Bost había prevenido a mi hermana, con quien tuvo una larga conversación telefónica: «¡Me lo esperaba!», me dijo. En Alsacia había encontrado a mamá tan envejecida, tan debilitada, que le había dicho a Lionel: «No pasará el invierno». Una noche mamá tuvo un violento dolor abdominal: estuvo a punto de pedir que la llevaran al hospital. Pero a la mañana siguiente estaba repuesta. Y cuando la llevaban en auto, «encantada, arrebatada» —como ella decía— de su estado, había recuperado su fuerza y su alegría. Sin embargo, a mediados de octubre, diez días antes de su accidente, Francine Diato había llamado a mi hermana: «Acabo de almorzar en casa de su madre. La encontré tan mal que quise advertirle». De vuelta a París bajo un falso pretexto, mi hermana había acompañado a mamá a ver a un radiólogo. Después de examinar los negativos, su médico había afirmado categóricamente: «No hay por qué inquietarse. En el intestino se ha formado una especie de bolsa, una bolsa fecal, que hace difícil la evacuación.

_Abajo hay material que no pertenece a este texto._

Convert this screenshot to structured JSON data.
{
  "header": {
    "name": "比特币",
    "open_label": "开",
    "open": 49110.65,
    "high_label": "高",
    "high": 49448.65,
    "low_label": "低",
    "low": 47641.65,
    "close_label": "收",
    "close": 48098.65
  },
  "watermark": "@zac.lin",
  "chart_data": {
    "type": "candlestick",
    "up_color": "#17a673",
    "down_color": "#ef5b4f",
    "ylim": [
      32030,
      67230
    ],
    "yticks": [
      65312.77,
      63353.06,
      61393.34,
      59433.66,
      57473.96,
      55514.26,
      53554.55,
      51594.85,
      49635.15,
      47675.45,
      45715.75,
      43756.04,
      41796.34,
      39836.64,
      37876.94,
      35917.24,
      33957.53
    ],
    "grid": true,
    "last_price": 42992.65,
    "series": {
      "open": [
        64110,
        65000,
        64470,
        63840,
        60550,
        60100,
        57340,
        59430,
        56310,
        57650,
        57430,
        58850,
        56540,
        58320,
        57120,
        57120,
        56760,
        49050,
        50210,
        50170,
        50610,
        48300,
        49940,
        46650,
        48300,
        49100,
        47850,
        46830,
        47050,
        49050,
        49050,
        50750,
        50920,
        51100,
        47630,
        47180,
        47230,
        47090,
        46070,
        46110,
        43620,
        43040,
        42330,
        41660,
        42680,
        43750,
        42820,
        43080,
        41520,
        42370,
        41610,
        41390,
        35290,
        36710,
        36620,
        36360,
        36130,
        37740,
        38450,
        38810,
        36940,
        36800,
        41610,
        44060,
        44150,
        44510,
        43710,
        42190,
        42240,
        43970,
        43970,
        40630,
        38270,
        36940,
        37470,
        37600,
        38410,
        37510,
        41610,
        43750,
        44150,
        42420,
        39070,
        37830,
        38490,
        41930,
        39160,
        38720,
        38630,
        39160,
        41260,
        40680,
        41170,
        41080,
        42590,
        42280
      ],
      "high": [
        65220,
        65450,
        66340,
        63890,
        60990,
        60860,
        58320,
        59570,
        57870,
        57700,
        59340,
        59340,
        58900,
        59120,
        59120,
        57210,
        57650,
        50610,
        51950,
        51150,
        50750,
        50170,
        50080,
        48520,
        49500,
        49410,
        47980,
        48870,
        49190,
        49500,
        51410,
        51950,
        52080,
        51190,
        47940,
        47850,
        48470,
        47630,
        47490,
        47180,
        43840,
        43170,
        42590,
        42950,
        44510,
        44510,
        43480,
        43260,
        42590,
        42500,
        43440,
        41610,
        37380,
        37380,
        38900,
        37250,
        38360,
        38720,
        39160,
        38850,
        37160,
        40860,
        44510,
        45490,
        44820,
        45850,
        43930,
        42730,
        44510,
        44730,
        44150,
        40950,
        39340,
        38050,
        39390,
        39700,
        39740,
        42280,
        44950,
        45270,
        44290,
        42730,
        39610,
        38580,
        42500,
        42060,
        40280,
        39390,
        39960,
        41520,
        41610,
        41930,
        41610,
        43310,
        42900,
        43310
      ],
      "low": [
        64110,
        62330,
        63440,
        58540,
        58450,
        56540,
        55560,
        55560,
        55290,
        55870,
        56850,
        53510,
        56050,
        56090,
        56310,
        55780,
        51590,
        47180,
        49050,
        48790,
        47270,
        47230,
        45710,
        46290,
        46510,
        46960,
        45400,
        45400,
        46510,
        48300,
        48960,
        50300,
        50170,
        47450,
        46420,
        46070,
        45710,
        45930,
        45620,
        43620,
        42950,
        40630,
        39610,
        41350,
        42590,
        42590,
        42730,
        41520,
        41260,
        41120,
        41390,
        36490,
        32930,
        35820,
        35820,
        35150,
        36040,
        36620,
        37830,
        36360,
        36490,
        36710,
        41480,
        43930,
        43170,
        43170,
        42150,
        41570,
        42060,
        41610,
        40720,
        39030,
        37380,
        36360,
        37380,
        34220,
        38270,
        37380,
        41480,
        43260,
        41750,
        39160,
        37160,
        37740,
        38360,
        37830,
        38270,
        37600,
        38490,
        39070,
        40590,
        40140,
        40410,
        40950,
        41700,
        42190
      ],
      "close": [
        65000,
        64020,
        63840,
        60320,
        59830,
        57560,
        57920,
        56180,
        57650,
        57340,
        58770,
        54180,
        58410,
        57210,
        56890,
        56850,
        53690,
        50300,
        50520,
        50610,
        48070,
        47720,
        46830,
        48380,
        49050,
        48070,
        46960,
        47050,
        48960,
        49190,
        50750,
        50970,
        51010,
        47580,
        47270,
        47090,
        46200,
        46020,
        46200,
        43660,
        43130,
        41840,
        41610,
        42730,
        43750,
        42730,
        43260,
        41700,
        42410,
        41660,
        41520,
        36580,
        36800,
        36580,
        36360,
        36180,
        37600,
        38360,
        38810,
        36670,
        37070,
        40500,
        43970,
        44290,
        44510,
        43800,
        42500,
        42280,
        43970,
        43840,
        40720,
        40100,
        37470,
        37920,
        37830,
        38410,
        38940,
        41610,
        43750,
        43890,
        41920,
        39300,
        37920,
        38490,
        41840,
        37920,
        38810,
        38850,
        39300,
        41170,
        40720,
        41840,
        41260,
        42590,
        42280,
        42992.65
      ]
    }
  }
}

Y además su madre come demasiado poco, lo que puede acarrear carencias: pero no está en peligro». Le aconsejó a mamá alimentarse mejor y le recetó nuevos remedios, muy enérgicos. «Sin embargo yo estaba inquieta», me dijo Poupette. «Supliqué a mamá que tomara una acompañante para la noche. Nunca quiso: una desconocida durmiendo en su casa, no soportaba esa idea». Convinimos con Poupette que ella volvería a París dos semanas más tarde, en el momento en que yo iba a salir para Praga.

A la mañana siguiente, la boca de mamá seguía deformada y su dicción confusa; sus largos párpados le velaban los ojos, y las cejas se movían. El brazo derecho, que se había quebrado veinte años antes al caer de la bicicleta, había soldado mal; su reciente caída le había inutilizado el brazo izquierdo: apenas podía moverlo. Afortunadamente la cuidaban con minuciosa solicitud. El cuarto daba sobre un jardín, lejos de los ruidos de la calle. Habían desplazado la cama, colocándola a lo largo del tabique, paralela a la ventana, de manera que el teléfono, fijo en la pared, le quedaba al alcance de la mano. Con el busto sostenido por almohadas, estaba casi sentada: los pulmones no se fatigarían. Su colchón neumático, conectado a un aparato eléctrico, vibraba y la masajeaba: de este modo se evitarían las escaras. Todas las mañanas, una kinesióloga le hacía ejercitar las piernas. Los peligros señalados por Bost parecían conjurados. Con voz medio dormida, mamá me dijo que una mucama le cortaba la carne, le ayudaba a comer, y que las comidas eran excelentes. ¡En cambio, en Boucicaut le habían servido morcilla con papas! «¡Morcilla para las enfermas!». Hablaba con más soltura que la víspera. Recordaba las dos horas de angustia cuando se arrastraba por el suelo, preguntándose si lograría alcanzar el cable del teléfono para hacer correr hasta ella el aparato. «Un día le dije a la señora Marchand, que también vive sola: Felizmente, está el teléfono». Ella me contestó: «Pero hay que poder alcanzado». Con tono sentencioso mamá repitió varias veces estas últimas palabras; luego agregó: «Si no lo hubiera logrado, estaba lista».